Example: using Google for translation
BEGIN
DBMS_NETWORK_ACL_ADMIN.APPEND_HOST_ACE(
host => 'translation.googleapis.com',
ace => xs$ace_type(privilege_list => xs$name_list('http'),
principal_name => 'ADMIN',
principal_type => xs_acl.ptype_db)
);
END;
/
BEGIN
DBMS_CLOUD_AI.create_profile(
'google_translate',
'{"provider": "google",
"credential_name": "GOOGLE_CRED"
}');
END;
/
declare
output clob;
BEGIN
output := DBMS_CLOUD_AI.translate(
profile_name => 'google_translate',
text => 'text to translate',
target_language => 'french'
);
dbms_output.put_line('translated_text: ' || output);
END;
/
SQL> translated_text: texte a traduire
For teams already standardizing on Google Cloud services, this extends Select AI Translate into a familiar provider ecosystem without changing how translation is invoked from the database.
Using Select AI for Python with Translate
By using the same AI profiles noted above, Select AI for Python translate readily uses the new translation services as shown here using the google_translate AI profile.
import os
import select_ai
user = os.getenv("SELECT_AI_USER")
pswd = os.getenv("SELECT_AI_PASSWORD")
dsn = os.getenv("SELECT_AI_DB_CONNECT_STRING")
select_ai.connect(user=user, password=pswd, dsn=dsn)
profile = select_ai.Profile(profile_name="google_translate")
response = profile.translate(text="Thank you", source_language="en", target_language="de")
print(response)
output:
Danke
A better fit for multilingual AI workflows
One compelling aspect of this enhancement is how well it fits into broader Select AI scenarios.
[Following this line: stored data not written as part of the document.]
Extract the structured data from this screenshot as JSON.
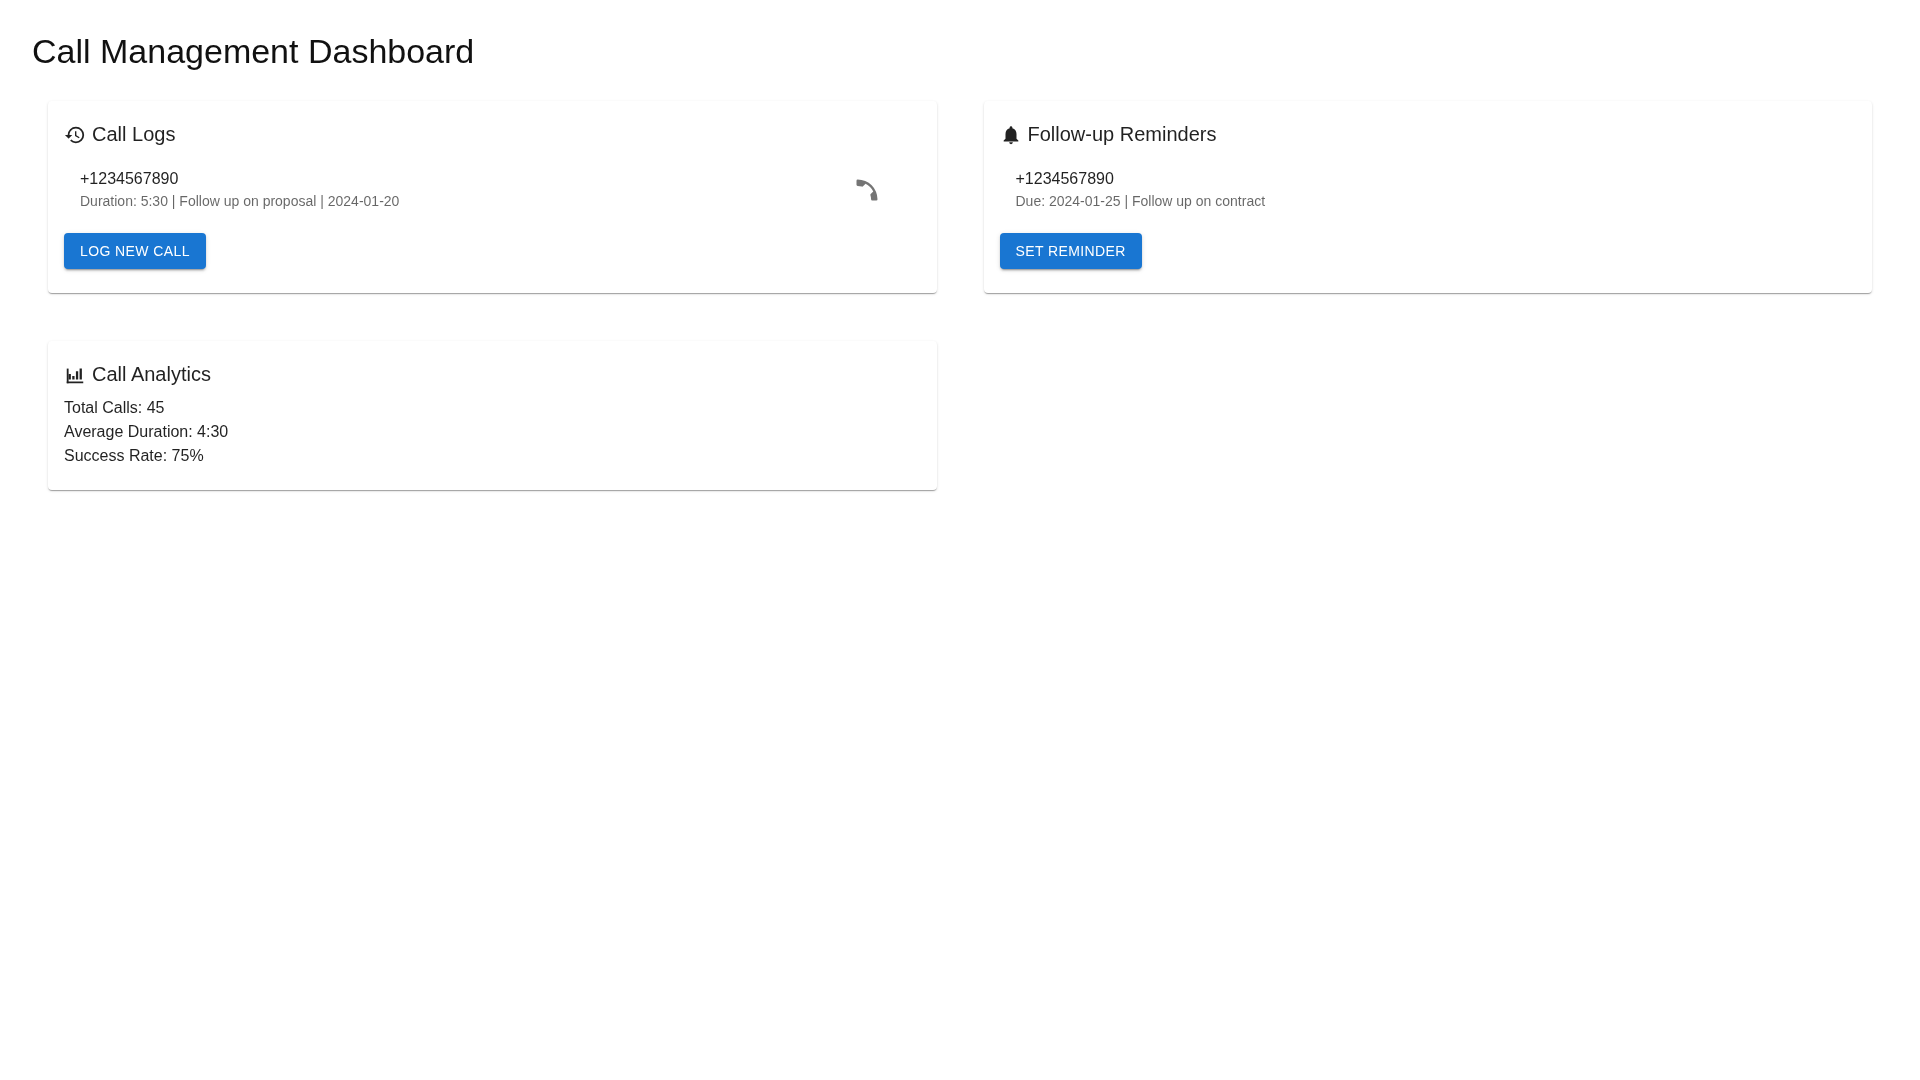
{
  "title": "Call Management Dashboard",
  "cards": [
    {
      "kind": "list",
      "title": "Call Logs",
      "items": [
        {
          "kind": "call",
          "primary": "+1234567890",
          "secondary": "Duration: 5:30 | Follow up on proposal | 2024-01-20"
        }
      ],
      "button": "LOG NEW CALL"
    },
    {
      "kind": "list",
      "title": "Follow-up Reminders",
      "items": [
        {
          "kind": "reminder",
          "primary": "+1234567890",
          "secondary": "Due: 2024-01-25 | Follow up on contract"
        }
      ],
      "button": "SET REMINDER"
    },
    {
      "kind": "stats",
      "title": "Call Analytics",
      "lines": [
        "Total Calls: 45",
        "Average Duration: 4:30",
        "Success Rate: 75%"
      ]
    }
  ]
}
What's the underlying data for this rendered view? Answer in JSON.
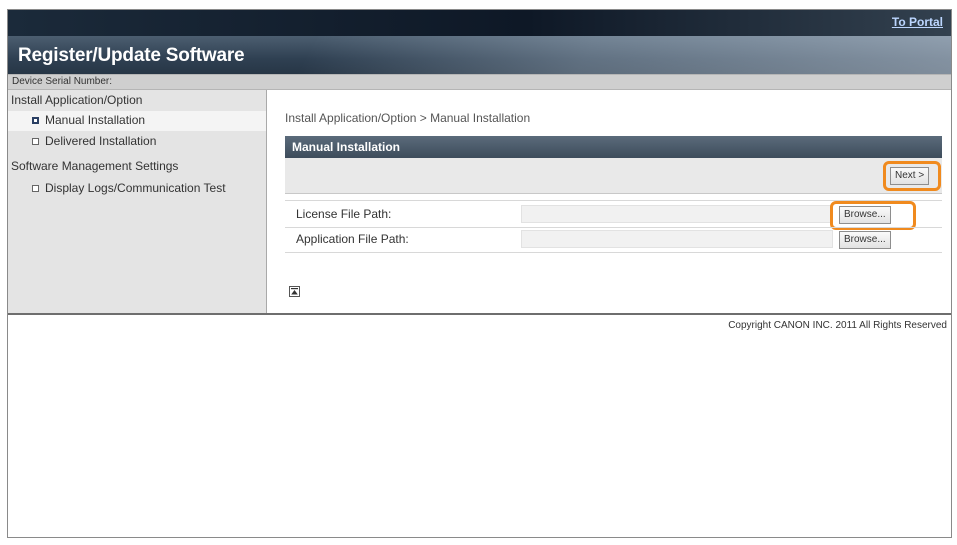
{
  "header": {
    "portal_link": "To Portal",
    "title": "Register/Update Software"
  },
  "serial": {
    "label": "Device Serial Number:"
  },
  "sidebar": {
    "groups": [
      {
        "heading": "Install Application/Option",
        "items": [
          {
            "label": "Manual Installation",
            "selected": true
          },
          {
            "label": "Delivered Installation",
            "selected": false
          }
        ]
      },
      {
        "heading": "Software Management Settings",
        "items": [
          {
            "label": "Display Logs/Communication Test",
            "selected": false
          }
        ]
      }
    ]
  },
  "main": {
    "breadcrumb": "Install Application/Option > Manual Installation",
    "panel_title": "Manual Installation",
    "next_button": "Next >",
    "fields": [
      {
        "label": "License File Path:",
        "value": "",
        "browse": "Browse..."
      },
      {
        "label": "Application File Path:",
        "value": "",
        "browse": "Browse..."
      }
    ]
  },
  "footer": {
    "copyright": "Copyright CANON INC. 2011 All Rights Reserved"
  },
  "colors": {
    "highlight": "#f08a1e",
    "header_dark": "#0e1826",
    "panel_head": "#3d4c5b"
  }
}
For RAG, translation can help normalize multilingual document collections into a language better suited to the embedding model used for retrieval. That can improve consistency across ingested content and make it easier to work with document collections originating from multiple regions.
For generated output, translation can be chained with DBMS_CLOUD_AI.GENERATE or Select AI NARRATE so users receive results in the language they actually want to read. That makes Select AI more practical for global teams, multilingual applications, and customer-facing experiences where language choice is part of usability, not an afterthought.
Closing thoughts
The original Select AI translation announcement introduced a valuable capability: translation directly from Autonomous AI Database with the same database-native experience used across Select AI. This update takes the next logical step by broadening provider support to Google, AWS, and Azure, giving you more language coverage, more deployment flexibility, and more ways to build multilingual AI solutions inside the database.
For teams building global applications, multilingual RAG pipelines, or translated AI-assisted experiences, this is the kind of enhancement that can quickly remove friction. You keep the simplicity of Select AI, but now with more provider choice behind it.
If you are already using Select AI, this is a good time to revisit your multilingual workflows and see where provider-based translation can improve user experience, document preparation, or generated output delivery.